We cannot see those long ago people now. We cannot hear their voices exclaiming, “How wonderful!” as they must have said when they gazed into the crib. We cannot feel their awed emotion, or taste their food, or drink their water. But what we can do is rejoice with our own faith that what they saw, felt, ate and drank laid many of the foundations for how we feel, eat and drink today.
Christmas is not just about the presents, it is also about the presence – the demonstration of belief and trust that happens year on year.
For relatively new Christians like me, the discovery of the anticipatory joy of Advent brings with it the excitement of learning the biblical background and understanding its messages.

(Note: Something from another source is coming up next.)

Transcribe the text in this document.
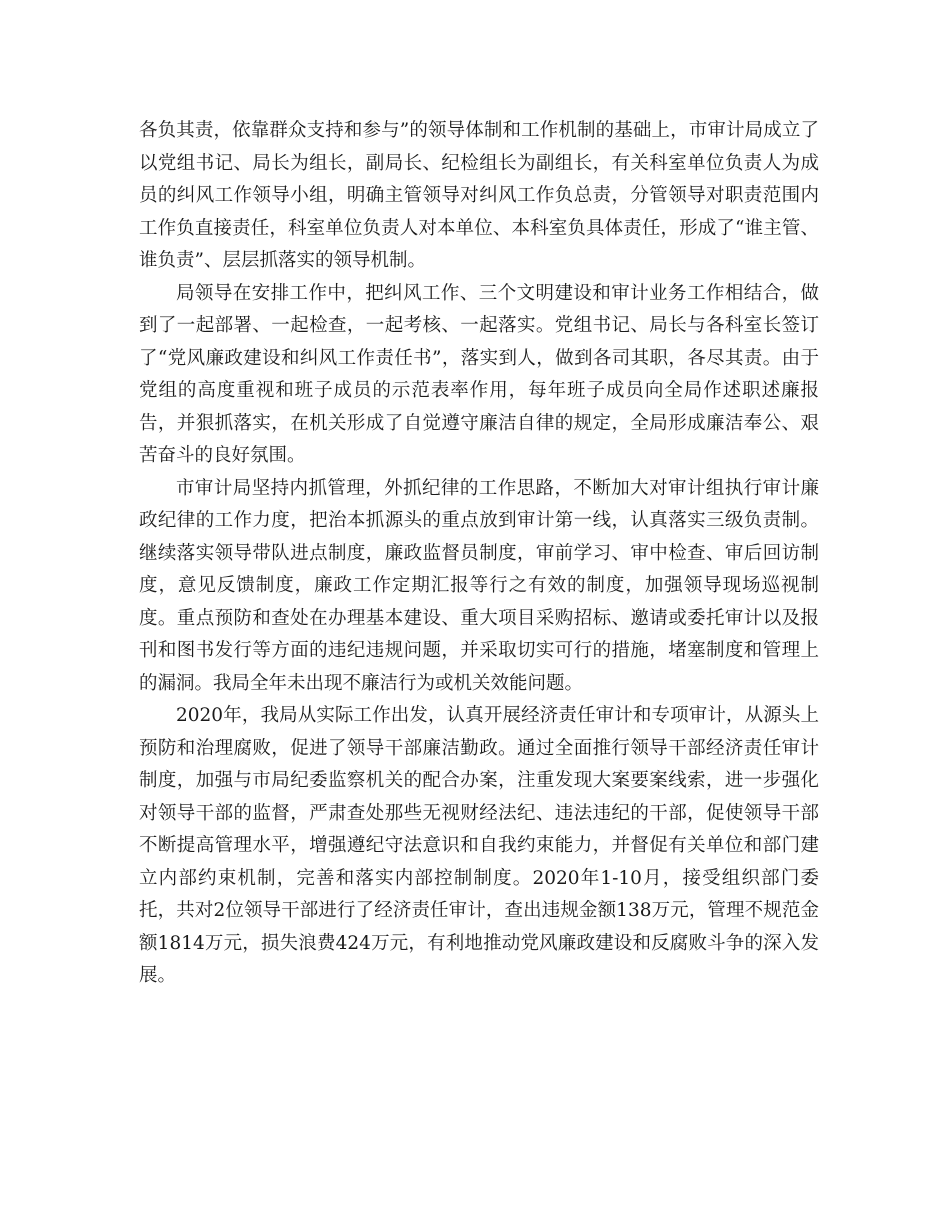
各负其责，依靠群众支持和参与”的领导体制和工作机制的基础上，市审计局成立了以党组书记、局长为组长，副局长、纪检组长为副组长，有关科室单位负责人为成员的纠风工作领导小组，明确主管领导对纠风工作负总责，分管领导对职责范围内工作负直接责任，科室单位负责人对本单位、本科室负具体责任，形成了“谁主管、谁负责”、层层抓落实的领导机制。

局领导在安排工作中，把纠风工作、三个文明建设和审计业务工作相结合，做到了一起部署、一起检查，一起考核、一起落实。党组书记、局长与各科室长签订了“党风廉政建设和纠风工作责任书”，落实到人，做到各司其职，各尽其责。由于党组的高度重视和班子成员的示范表率作用，每年班子成员向全局作述职述廉报告，并狠抓落实，在机关形成了自觉遵守廉洁自律的规定，全局形成廉洁奉公、艰苦奋斗的良好氛围。

市审计局坚持内抓管理，外抓纪律的工作思路，不断加大对审计组执行审计廉政纪律的工作力度，把治本抓源头的重点放到审计第一线，认真落实三级负责制。继续落实领导带队进点制度，廉政监督员制度，审前学习、审中检查、审后回访制度，意见反馈制度，廉政工作定期汇报等行之有效的制度，加强领导现场巡视制度。重点预防和查处在办理基本建设、重大项目采购招标、邀请或委托审计以及报刊和图书发行等方面的违纪违规问题，并采取切实可行的措施，堵塞制度和管理上的漏洞。我局全年未出现不廉洁行为或机关效能问题。

2020年，我局从实际工作出发，认真开展经济责任审计和专项审计，从源头上预防和治理腐败，促进了领导干部廉洁勤政。通过全面推行领导干部经济责任审计制度，加强与市局纪委监察机关的配合办案，注重发现大案要案线索，进一步强化对领导干部的监督，严肃查处那些无视财经法纪、违法违纪的干部，促使领导干部不断提高管理水平，增强遵纪守法意识和自我约束能力，并督促有关单位和部门建立内部约束机制，完善和落实内部控制制度。2020年1-10月，接受组织部门委托，共对2位领导干部进行了经济责任审计，查出违规金额138万元，管理不规范金额1814万元，损失浪费424万元，有利地推动党风廉政建设和反腐败斗争的深入发展。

Advent and the arrival of the light of Christmas allow for a sense of renewal, restoration and replenishment of the spirit, ready for the turn of the year that is soon to follow.
Stringing the lights, wrapping the gifts, singing the carols and adorning the tree all carry the messages of light, joy and hope that are there for all to enjoy, however you choose to celebrate. If the enforced, collective jollity that is engendered by the run up to Christmas is not for you, then you can embrace your own ways of getting through the season. It’s a personal choice.
Perhaps you too will reach out for your own glass of water in the night and recognise how this reflects your personal view of faith and trust. It is all too easy to take the basics of life for granted. But they are underpinned by something truly ancient, immensely special and universally generous.
I wish everyone a happy, healthy and peaceful Christmas!